Pho Bosa Vietnamese Kitchen
Nem Nuong Cuon – Pork Sausage, Cucumbers, Herbs, Crunchy Wonton Stick, Rice Paper, Peanut Sauce
Thit Nuong – BBQ Pork, Pickled Carrots, Daikon Radish, Cilantro, Cucumber, Jalapeno Peppers, Garlic Mayo, Scallions, French Roll
Pho Ga – Rice Noodle Soup, Chicken Breast Strip
Pho Duoi Bo – Smoked Oxtail, Black Pepper, Beef Broth
Bun Rieu – Vermicelli Noodles, Shrimp, Crab Meat, Tofu, Diced Tomatoes, Chicken Broth, Green Onions, Cilantro, Crispy Shallots
Although the Global popularity of Noodles in thin Broth suggests mass appeal the allure seems lost on many Midwesterners, a childhood of creamy concoctions such as Cream of Potato and various Chowders plus a general distaste for Lemongrass typically steering palates away from Vietnamese Food as a whole, though on Saturday evening these biases were set aside temporarily to taste Pho Bosa.
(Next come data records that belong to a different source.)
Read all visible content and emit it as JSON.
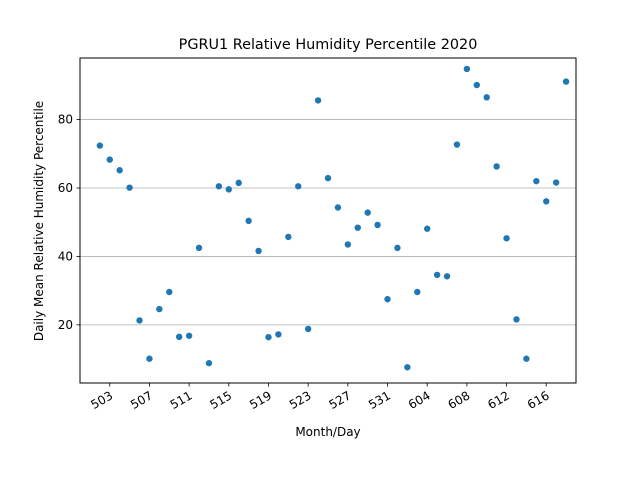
{
  "chart_data": {
    "type": "scatter",
    "title": "PGRU1 Relative Humidity Percentile 2020",
    "xlabel": "Month/Day",
    "ylabel": "Daily Mean Relative Humidity Percentile",
    "xlim": [
      -1,
      49
    ],
    "ylim": [
      3,
      98
    ],
    "grid": "y-major",
    "marker_color": "#1f77b4",
    "x_ticks": [
      {
        "x": 2,
        "label": "503"
      },
      {
        "x": 6,
        "label": "507"
      },
      {
        "x": 10,
        "label": "511"
      },
      {
        "x": 14,
        "label": "515"
      },
      {
        "x": 18,
        "label": "519"
      },
      {
        "x": 22,
        "label": "523"
      },
      {
        "x": 26,
        "label": "527"
      },
      {
        "x": 30,
        "label": "531"
      },
      {
        "x": 34,
        "label": "604"
      },
      {
        "x": 38,
        "label": "608"
      },
      {
        "x": 42,
        "label": "612"
      },
      {
        "x": 46,
        "label": "616"
      }
    ],
    "y_ticks": [
      20,
      40,
      60,
      80
    ],
    "x": [
      1,
      2,
      3,
      4,
      5,
      6,
      7,
      8,
      9,
      10,
      11,
      12,
      13,
      14,
      15,
      16,
      17,
      18,
      19,
      20,
      21,
      22,
      23,
      24,
      25,
      26,
      27,
      28,
      29,
      30,
      31,
      32,
      33,
      34,
      35,
      36,
      37,
      38,
      39,
      40,
      41,
      42,
      43,
      44,
      45,
      46,
      47,
      48
    ],
    "y": [
      72.4,
      68.3,
      65.2,
      60.1,
      21.3,
      10.1,
      24.6,
      29.6,
      16.5,
      16.8,
      42.5,
      8.8,
      60.5,
      59.6,
      61.5,
      50.4,
      41.6,
      16.4,
      17.2,
      45.7,
      60.5,
      18.8,
      85.6,
      62.9,
      54.3,
      43.5,
      48.4,
      52.8,
      49.2,
      27.5,
      42.5,
      7.6,
      29.6,
      48.1,
      34.6,
      34.2,
      72.7,
      94.8,
      90.1,
      86.5,
      66.3,
      45.3,
      21.6,
      10.1,
      62,
      56.1,
      61.6,
      91.1
    ]
  }
}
Located at 3711 South Valley View Boulevard on the corner of Twain, a low-slung room at the far end of a Strip-mall giving the space a decidedly informal feel, it was entering with three others including two regulars that staff smiled in recognition, a four-top in the main room quickly set and menus presented while the smell of Cilantro and Onions emanated from the Kitchen.
Oddly decorated in advertising for holistic medicine and stress relief, a second room near the toilets dark and unoccupied save for a woman who appeared to be doing bookkeeping on her laptop, it was after washing hands that decisions were made including three Soups, an Appetizer and Sandwich, the low total of $52 including tax and tip explaining a lot about why so many find Pho Bosa appealing.
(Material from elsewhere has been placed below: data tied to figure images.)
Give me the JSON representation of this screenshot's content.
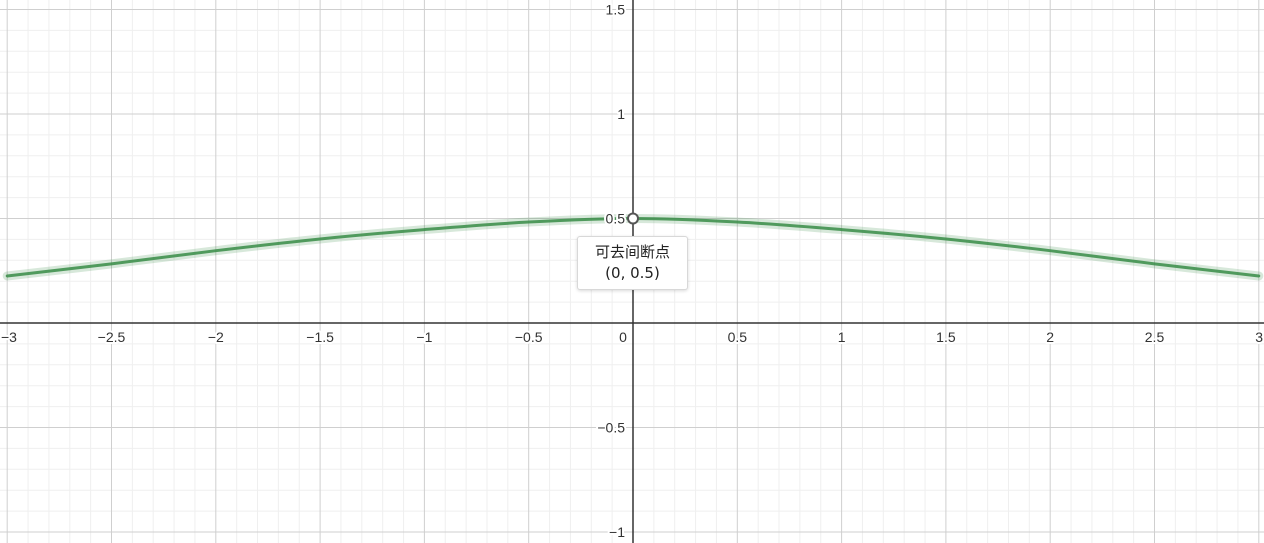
{
  "chart_data": {
    "type": "line",
    "xlim": [
      -3,
      3
    ],
    "ylim": [
      -1,
      1.5
    ],
    "x_ticks": [
      "−3",
      "−2.5",
      "−2",
      "−1.5",
      "−1",
      "−0.5",
      "0",
      "0.5",
      "1",
      "1.5",
      "2",
      "2.5",
      "3"
    ],
    "y_ticks": [
      "1.5",
      "1",
      "0.5",
      "−0.5",
      "−1"
    ],
    "x_tick_values": [
      -3,
      -2.5,
      -2,
      -1.5,
      -1,
      -0.5,
      0,
      0.5,
      1,
      1.5,
      2,
      2.5,
      3
    ],
    "y_tick_values": [
      1.5,
      1,
      0.5,
      -0.5,
      -1
    ],
    "grid": true,
    "series": [
      {
        "color": "#388c46",
        "x": [
          -3,
          -2.5,
          -2,
          -1.5,
          -1,
          -0.5,
          0,
          0.5,
          1,
          1.5,
          2,
          2.5,
          3
        ],
        "y": [
          0.225,
          0.283,
          0.346,
          0.402,
          0.447,
          0.483,
          0.5,
          0.483,
          0.447,
          0.402,
          0.346,
          0.283,
          0.225
        ]
      }
    ],
    "point": {
      "x": 0,
      "y": 0.5,
      "style": "hollow"
    },
    "annotation": {
      "label": "可去间断点",
      "coords": "(0, 0.5)"
    }
  }
}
Additionally offering Grilled Cheese, Paninis and Boba, the later described as “super sweet” by someone familiar, it was as others readied Condiments both liquid and solid that bowls and plates were delivered, first bites of sliced Spring Rolls finding the textures pleasant though taste lacked without housemade Peanut Sauce while a Thit Nuong Bahn Mi Sandwich lacked Pate in favor of BBQ Pork that tasted like the inside of Char Siu Bao with Mayonnaise added to offset partially dried Bread.
Edible but not wowing to this point, three gigantic bowls still waiting and placed in smaller tasting vessels before other diners added Bean Sprouts, Hoisin or Hot Sauce, suffice it to say that Pho Ga with steaming Chicken Stock had nothing on Chicken Noodle Soup from Western Cultures in terms of complexity while Smoked Oxtail in smoky Broth fared better, though even this Chef’s Special with plenty of Oil and tender Beef failed to match Bun Rieu that surprisingly featured a lot of Seafood surrounding thin Noodles while large Tomato chunks added bright spots of acidity to help counter the fatigue of spoonful after spoonful of identical flavors.
TWO AND A HALF STARS: While certainly not Pho Bosa’s target audience the fact remains that one can only do so much with cheap ingredients in Broth, and although better than prior experiences the fact that everyone else in the room was seen dressing up their Bowls indicates the product as served lacks in perceivable ways even to those who consider themselves fans.
RECOMMENDED: Bun Rieu, Nem Nuong Cuon (if only as a means to sample the impressive Peanut Sauce.)
AVOID: Pho Ga, French Bread.
TIP: 10:00a-9:30p Thursday through Tuesday, closed Wednesday.
WHAT THE STARS MEAN: 5 World Class, 4 Excellent, 3 Good, 2 Fair, 1 Poor.